Elected Women Leaders Empowered by THP-India in 2011
An Excerpt from THP-India's Update to the Global Board
During this reporting period, THP-India’s bottom-up gender-focused programs involved more than 18,000 participants in more than 1,700 activities in areas of Strengthening Women’s Leadership; Federation Building; Making Panchayats Effective; Influencing Public Opinion; and Advocacy & Alliances
THP-India has continued to foster strong advocacy and funding partnerships with organizations such as UN Women and the Human Rights Commission. To ensure maximum programmatic impact from these partnerships, efforts were made to determine the most effective strategies with a number of field studies including a query into panchayat presidency term length and another into falling panchayat participation in Rajasthan. Cooperative plans of action have been implemented in each case to build future strategies based on the experiences of elected women representatives and other grassroots leaders.
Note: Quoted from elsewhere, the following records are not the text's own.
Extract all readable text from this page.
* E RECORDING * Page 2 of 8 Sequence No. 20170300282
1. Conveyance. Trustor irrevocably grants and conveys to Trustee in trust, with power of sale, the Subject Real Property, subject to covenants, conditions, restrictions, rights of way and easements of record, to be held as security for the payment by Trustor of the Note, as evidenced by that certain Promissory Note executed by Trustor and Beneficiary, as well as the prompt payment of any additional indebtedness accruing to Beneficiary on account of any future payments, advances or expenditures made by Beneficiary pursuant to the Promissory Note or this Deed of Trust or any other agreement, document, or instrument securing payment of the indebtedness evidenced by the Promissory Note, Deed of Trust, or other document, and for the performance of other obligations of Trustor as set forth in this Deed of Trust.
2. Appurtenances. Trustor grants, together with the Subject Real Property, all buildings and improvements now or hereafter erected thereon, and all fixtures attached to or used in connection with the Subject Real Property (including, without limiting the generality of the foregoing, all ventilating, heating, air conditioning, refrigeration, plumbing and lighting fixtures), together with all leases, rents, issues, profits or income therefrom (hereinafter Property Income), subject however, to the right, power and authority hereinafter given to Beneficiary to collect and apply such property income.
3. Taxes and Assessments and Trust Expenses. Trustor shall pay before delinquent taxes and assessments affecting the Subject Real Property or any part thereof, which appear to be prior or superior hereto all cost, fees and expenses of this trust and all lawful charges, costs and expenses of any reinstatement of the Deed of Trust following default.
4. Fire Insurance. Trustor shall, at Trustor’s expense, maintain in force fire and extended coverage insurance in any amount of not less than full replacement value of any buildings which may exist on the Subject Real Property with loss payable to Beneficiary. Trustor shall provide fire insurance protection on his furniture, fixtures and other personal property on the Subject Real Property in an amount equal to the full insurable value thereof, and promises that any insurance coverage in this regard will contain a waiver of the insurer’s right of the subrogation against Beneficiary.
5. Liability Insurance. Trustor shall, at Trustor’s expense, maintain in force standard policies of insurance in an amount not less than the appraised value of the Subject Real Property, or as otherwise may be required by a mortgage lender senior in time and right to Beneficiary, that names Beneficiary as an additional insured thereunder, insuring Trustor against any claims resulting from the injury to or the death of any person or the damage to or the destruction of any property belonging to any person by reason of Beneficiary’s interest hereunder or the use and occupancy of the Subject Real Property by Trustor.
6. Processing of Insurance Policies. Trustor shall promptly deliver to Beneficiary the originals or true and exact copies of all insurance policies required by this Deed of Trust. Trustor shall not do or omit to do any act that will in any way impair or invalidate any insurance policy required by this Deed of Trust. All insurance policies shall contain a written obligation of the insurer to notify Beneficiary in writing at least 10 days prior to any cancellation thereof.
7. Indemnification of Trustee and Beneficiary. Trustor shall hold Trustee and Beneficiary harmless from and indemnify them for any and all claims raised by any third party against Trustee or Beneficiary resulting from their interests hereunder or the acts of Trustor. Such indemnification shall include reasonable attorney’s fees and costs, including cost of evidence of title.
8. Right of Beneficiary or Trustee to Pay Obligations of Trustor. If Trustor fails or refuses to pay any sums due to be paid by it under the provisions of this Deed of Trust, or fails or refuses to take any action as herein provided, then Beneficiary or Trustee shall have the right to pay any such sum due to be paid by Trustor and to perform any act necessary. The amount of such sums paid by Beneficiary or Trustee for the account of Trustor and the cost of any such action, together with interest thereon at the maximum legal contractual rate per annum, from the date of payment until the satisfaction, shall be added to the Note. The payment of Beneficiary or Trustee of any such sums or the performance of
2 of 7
- Strengthening Women Leadership: THP-India was awarded the Edelgive Social Innovation award for its work in SWEEP – the 2010 Gram Panchayat pre-election campaign for women in Bihar that resulted in the re-contesting and appointment of 95 percent of the participating 14 elected women leader (EWR) federations.
- Campaign for the Removal of the Two Child Norm1: Two consultations with various NGO partners, including United Nations Population Fund (UNFPA), have helped in bringing together a consolidated action plan and strategies to take the campaign forward.
- Partnerships for Advocacy, Awareness and Fundraising:
- THP-India participated in the launch of UN Women in March 2011 and has been a partner of UN Women since July 2010.
- THP-India was also invited by United Nations Development Programme (UNDP) to participate in its country strategy discussions on women and governance.
1In an attempt to limit population growth and encourage a “two-child norm," laws were passed allowing removal of elected representatives who had more than two children. In practice, this law only removed women from governance – men would simply divorce their wives to “reduce” their number of registered children.